8. Знание и вера не созидающие, а значит умерщвляющие. Знания нейтрального, знания самого по себе быть не может. Веры так же нейтральной быть не может. Потому что вера - это жертва, как наука - это жертва Богу. 

9. Палама уверен, что вера - это жертва Богу, на счет науки он не хочет думать в этом направлении, а зря. Потому что, что бы мы не делали, мы творим жертву Богу. Нам кажется, что мы можем распылятся, мы можем растрачиваться, жертвы неся всему чему угодно, но только не Богу. Это не так. Мы своим бытием творим жертву. Мы жертвуем единственным возможным, единственным чем в реалии обладаем, мы жертвуем собственной жизнью. Остальное нам не подвластно, а вот нашим временем, своей судьбой мы полновластны в своем распоряжении. Но кому мы еще может отнести нашу жизнь как жертву, как не Богу? 

10. Вера сама по себе быть не может, как и знание само по себе быть не может, хотят этот тезис Палама декларирует. Но давайте заглянем в свою жертву. Кому мы можем нести свою жизнь? Был такой тезис о несении своей жизни потомкам. Временный отдает все временному и что дальше. Куда нашу жертву понесут наши потомки? Своим потомка? А нужна ли она будет им? Культурный стыд охватывает нас перед посланиям, которые адресованы из прошлого довольно близкого, всего-то 50 лет назад. Комсомольцы 1965 года пишут комсомольцам 2017, а их нет. А мы как-будто подглядываем в это послание посланное не нам. 

11. Мы не может нести жертву своей жизни тому, чего не просто не знаем, а что невозможно даже предположить на 50 лет потом. Жертву определяет цель. Жертва без цели брошена в бездну. Но мы жертвуем лишь то, что дано нам один раз и не случится более. Это не просто ценность - это единственная наша ценность. Неповторимая наша ценность, ценность раз и на всегда. Так кому мы можем ее нести? Абстракции? Мифу? Сказке? Собственной иллюзии? 

12. Но вера, как и наука сама по себе уже жертва, она уже сама выбрала свою цель. Мы только оказываемся в области этого, как цель сама собой разумеется. Потому что вера, как и наука - это разговор про "как?". Вера и наука - это "как?" и Бог - это не про "куда?", а про "как?". Мы можем веру сделать так, что она будет умерщвлять, а не созидать. Мы можем науку сделать так, что она будет умерщвлять, а не созидать. 

13. Умерщвлять - это значит по форму жертва против жертвы. Когда мы на вопрос "как?" не отвечаем словом вечным, а отвечаем сиюминутным и тогда Бог исчезает из веры, как он исчезает в науке, когда мы порабощаемся прагматизмом науки, ради прагматизма. Жертва против жертвы. 
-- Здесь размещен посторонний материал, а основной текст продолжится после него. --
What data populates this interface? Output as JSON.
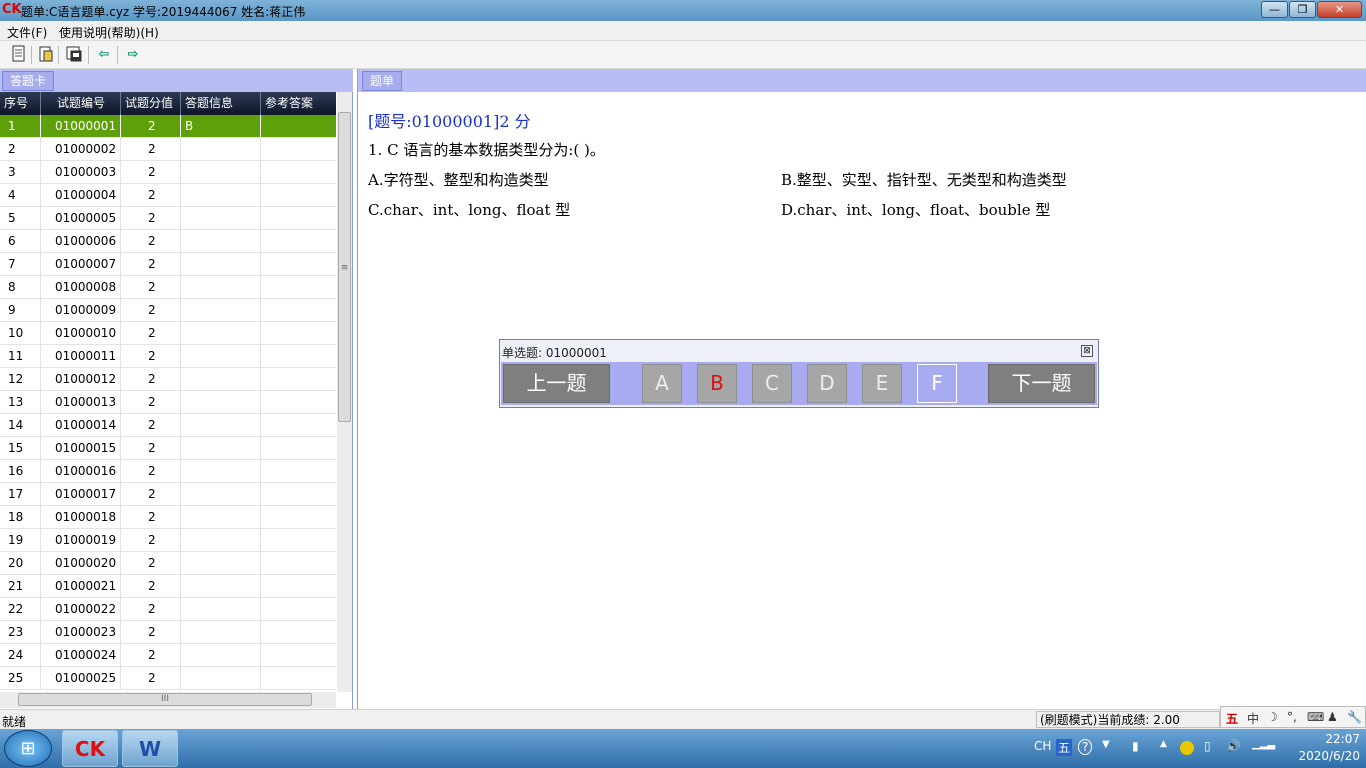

14. С вечным сложно, его здесь и сейчас ни как не нащупаешь, ни переживанием, ни разумом, но Палама находит путь, он предлагает "предвечное". Ощутить вечность здесь и сейчас. Не прагматичное, не комфортное, не сытное и довольное, не это, а ощутить предвечное, которое откликается и на прошлое и на сейчас и на будущее. Мы одну вещь чувствует всегда очень четко и она где-то в области предвечности раскрывается. Это рождение и смерть. В этот момент мы соприкасаемся с тем, что родило нас и с тем, что продолжит нас. Это реально предвечное и нащупать его в науке или в вере единственно возможное ощущение нужности жертвы собственной жизни. 

15. А наука как фрагмент, как и вера. Некий второй свет, не основной, а тот который надо поддерживать, пока солнце не взошло, что бы в пещере было не так страшно. 

16. Но тут надо понять, что жертва требует еще большей жертвы в конце концов. Если мы хотим вырваться из этой фрагментарности, выйти из уютного дома или пещеры, оторваться от теплого камина, что бы встретить настоящий рассвет, то нам нужна большая жертва, еще и еще большая. Жертва, которая, увы, в конце концов победит самого Бога и сольется с ним. Т.е. от нас требуется в науке не просто положить один фрагментарный кирпичик, а положить его еще чуть выше, но не просто выше, а там внутри должно быть заложено желание большой жертвы побеждающей и наполняющей его во всей полноте. Если этого переживания не будет в рациональном - науки не случится во всей ее силе, как не случается настоящей веры. 

17. В этой иерархии жертв вскрывается бессилие разума перед вечностью Бога, но это бессилие впускает науку в ту область, которую я бы назвал наднаукой, наукой преодолевшей собственную сакрализацию, собственную фрагментарность и собственную глупость. Точно так же как это происходит в походе за истинной верой.